We all remember these classics, they’ve been a staple of many gamers for generations, and continue to be hugely popular today, even within the serious world of professional esports gaming. Always a fan-favourite due to their all-action, often pretty visceral gameplay, these games feature two or more players getting down-and-dirty to duke it out in some kind of arena. Players just pick a character and go for it. Usually, each character will have a unique set of skills and/or weapons, and players work out how to best make use of those talents to gain the upper hand on their opponents.
Viewers love the live experience because it’s usually all-out entertainment featuring a good old fight to the end (and sometimes death), often one-on-one. It’s easy to grasp what’s happening and to pick a side; at the highest level, the skills on display are jaw-dropping.
They take some mastering so, the pro players have put in the hours to become the ultimate warrior, and take home the often not-too-shabby spoils. What’s not to love.
Fighting games can lack the sophistication that other modern games offer so aren’t as popular as the FPS or MOBA esports games these days, but they still command a global audience and certainly have a certain nostalgic, old-school appeal to the more seasoned gaming fan.
Games in this genre to check out: Tekken, Street Fighter and Super Smash Bros.
RTS (Real-Time Strategy)
You won’t see too many ranking highly on the most-played esports games of 2021, possibly because they’re very complicated so don’t necessarily lend themselves to online viewing for fans.
In RTS games, players build empires, or armies, or even economies, acting as controllers who, bit-by-bit, develop whatever they’re working on in order to complete the task; or sometimes to conquer other players doing the same.
Either way, such as the time it takes to master the intricacies of this development, these games aren’t exactly dynamic and they don’t tend to elicit major interest from anyone but true hardcore fans of RTS. It’s really not for the casual esports fan, this one.
Games in this genre to check out: StarCraft: Brood War, StarCraft II and Brood War.
A recent addition to the esports world, these games feature lots of players battling it out on a map as the playable area continues to reduce.

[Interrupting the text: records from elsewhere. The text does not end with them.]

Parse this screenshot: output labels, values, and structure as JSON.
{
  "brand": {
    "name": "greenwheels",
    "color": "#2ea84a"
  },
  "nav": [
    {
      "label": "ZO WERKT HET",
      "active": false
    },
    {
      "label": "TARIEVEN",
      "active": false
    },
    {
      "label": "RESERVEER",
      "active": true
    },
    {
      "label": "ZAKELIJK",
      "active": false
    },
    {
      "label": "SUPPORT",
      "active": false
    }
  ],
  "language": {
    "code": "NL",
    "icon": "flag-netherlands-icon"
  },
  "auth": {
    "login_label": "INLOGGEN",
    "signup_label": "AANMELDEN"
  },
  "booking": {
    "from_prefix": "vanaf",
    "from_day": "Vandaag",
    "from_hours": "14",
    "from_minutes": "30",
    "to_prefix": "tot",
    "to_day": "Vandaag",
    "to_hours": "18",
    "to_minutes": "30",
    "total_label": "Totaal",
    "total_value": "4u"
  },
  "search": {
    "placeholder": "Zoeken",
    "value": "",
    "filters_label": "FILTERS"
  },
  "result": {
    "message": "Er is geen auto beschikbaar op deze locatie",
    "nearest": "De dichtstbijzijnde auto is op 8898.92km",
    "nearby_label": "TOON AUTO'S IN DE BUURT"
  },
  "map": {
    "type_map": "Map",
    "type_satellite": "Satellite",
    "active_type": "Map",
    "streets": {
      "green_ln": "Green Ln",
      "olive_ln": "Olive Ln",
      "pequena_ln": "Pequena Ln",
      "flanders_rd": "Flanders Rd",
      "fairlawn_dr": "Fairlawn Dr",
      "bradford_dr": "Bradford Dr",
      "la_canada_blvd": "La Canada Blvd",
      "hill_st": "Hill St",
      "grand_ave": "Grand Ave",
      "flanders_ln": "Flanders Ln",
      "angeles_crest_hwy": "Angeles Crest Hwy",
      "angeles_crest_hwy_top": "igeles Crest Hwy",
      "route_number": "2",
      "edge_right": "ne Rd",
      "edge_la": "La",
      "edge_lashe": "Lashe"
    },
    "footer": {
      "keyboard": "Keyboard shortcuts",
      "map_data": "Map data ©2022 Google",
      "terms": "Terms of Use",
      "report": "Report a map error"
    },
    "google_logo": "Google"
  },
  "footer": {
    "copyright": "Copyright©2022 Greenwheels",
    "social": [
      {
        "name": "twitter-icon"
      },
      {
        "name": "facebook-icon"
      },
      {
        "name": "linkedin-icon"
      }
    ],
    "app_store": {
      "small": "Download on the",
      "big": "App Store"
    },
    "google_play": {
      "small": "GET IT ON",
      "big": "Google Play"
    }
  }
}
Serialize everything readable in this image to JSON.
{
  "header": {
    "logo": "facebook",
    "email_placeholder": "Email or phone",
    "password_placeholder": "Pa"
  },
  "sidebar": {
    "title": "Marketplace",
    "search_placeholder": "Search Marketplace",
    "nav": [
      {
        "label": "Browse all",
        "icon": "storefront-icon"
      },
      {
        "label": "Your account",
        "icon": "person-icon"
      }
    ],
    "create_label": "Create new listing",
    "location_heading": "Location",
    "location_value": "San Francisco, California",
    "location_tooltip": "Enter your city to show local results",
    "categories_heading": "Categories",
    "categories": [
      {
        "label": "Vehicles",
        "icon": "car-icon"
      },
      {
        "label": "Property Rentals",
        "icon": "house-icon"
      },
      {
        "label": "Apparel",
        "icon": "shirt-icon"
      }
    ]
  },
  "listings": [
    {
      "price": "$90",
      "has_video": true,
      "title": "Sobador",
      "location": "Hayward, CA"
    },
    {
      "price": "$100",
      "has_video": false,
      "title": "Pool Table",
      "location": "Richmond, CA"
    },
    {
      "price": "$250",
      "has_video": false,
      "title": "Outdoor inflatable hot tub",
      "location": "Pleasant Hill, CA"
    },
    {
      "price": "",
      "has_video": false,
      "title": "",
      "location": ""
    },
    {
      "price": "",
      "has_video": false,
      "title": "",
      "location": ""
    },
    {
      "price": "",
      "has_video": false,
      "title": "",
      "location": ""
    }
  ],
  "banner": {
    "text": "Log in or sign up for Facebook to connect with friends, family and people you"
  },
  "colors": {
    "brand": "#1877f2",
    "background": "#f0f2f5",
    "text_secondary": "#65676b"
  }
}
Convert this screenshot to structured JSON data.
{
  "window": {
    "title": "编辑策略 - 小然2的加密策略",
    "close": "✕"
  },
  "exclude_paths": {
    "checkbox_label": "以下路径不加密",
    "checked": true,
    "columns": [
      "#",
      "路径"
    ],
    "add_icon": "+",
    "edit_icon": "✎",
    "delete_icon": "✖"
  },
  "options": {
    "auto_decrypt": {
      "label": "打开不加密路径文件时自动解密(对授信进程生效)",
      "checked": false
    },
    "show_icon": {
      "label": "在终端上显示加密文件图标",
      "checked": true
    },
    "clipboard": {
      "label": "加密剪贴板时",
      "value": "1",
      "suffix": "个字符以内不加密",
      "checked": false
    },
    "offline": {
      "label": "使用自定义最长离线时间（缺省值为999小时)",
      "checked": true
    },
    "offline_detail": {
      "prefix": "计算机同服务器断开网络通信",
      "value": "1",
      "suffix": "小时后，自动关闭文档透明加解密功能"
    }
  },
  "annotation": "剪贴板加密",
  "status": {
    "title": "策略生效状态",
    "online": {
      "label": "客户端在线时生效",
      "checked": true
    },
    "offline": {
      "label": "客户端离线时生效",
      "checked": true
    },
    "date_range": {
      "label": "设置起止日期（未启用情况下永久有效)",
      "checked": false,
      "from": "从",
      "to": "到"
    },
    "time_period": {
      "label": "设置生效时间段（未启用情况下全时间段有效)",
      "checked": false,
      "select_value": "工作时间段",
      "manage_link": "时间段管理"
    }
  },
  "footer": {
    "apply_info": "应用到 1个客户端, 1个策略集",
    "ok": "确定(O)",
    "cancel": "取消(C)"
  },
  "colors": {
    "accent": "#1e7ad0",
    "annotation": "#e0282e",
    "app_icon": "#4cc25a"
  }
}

The last player or team standing wins.
As you can imagine, the final battle to be the winner often leads to some dramatic final clashes, so these esports ‘riot’ games tend to make for a good online experience.
The downsides are that there is a lot going on, with mini-battles between many different players or teams, so it can all get a little busy and tough to keep up with.
But Battle Royale games are still very popular with fans and the base is rising so we’ll see innovations in this genre soon for sure.
Games in this genre to check out: Apex Legends, Fortnite and PUBG.
Collectible Card games (CCG)
Esports card games have enjoyed something of a revival in recent years but it’s fair to say, this niche genre has lagged behind the big hitters for some time.
In this fantasy area of esports, players play out complex scenarios using cards that determine the next moves. Games tend to last long, which may be why they don’t attract the kind of audiences MOBA pull in.
Games in this genre to check out: Hearthstone and Magic the Gathering: Arena
Any big upcoming games with esports I should know about?
The esports video games arena is big business so exciting new games and genres are emerging all the time. Guessing the upcoming esports games that will stand out can be a fool’s errand but it’s a safe bet to say that esports mobile games are likely to be a huge growth area. They’re not quite up there with top esports games for 2021 on PC in terms of viewers or players yet, but titles like Clash Royale, Arena of Valor and Vainglory have become hugely popular as esports on mobile.
In terms of upcoming esports games tournaments, there’s a major one coming up later in 2021. The 31st Southeast Asian (SEA) Games in Hanoi, Vietnam from November 21st to December 2nd, will feature, among others, Arena of Valour (on mobile), FIFA Online 4 (PC) and League of Legends (PC). Search esports SEA games online for more.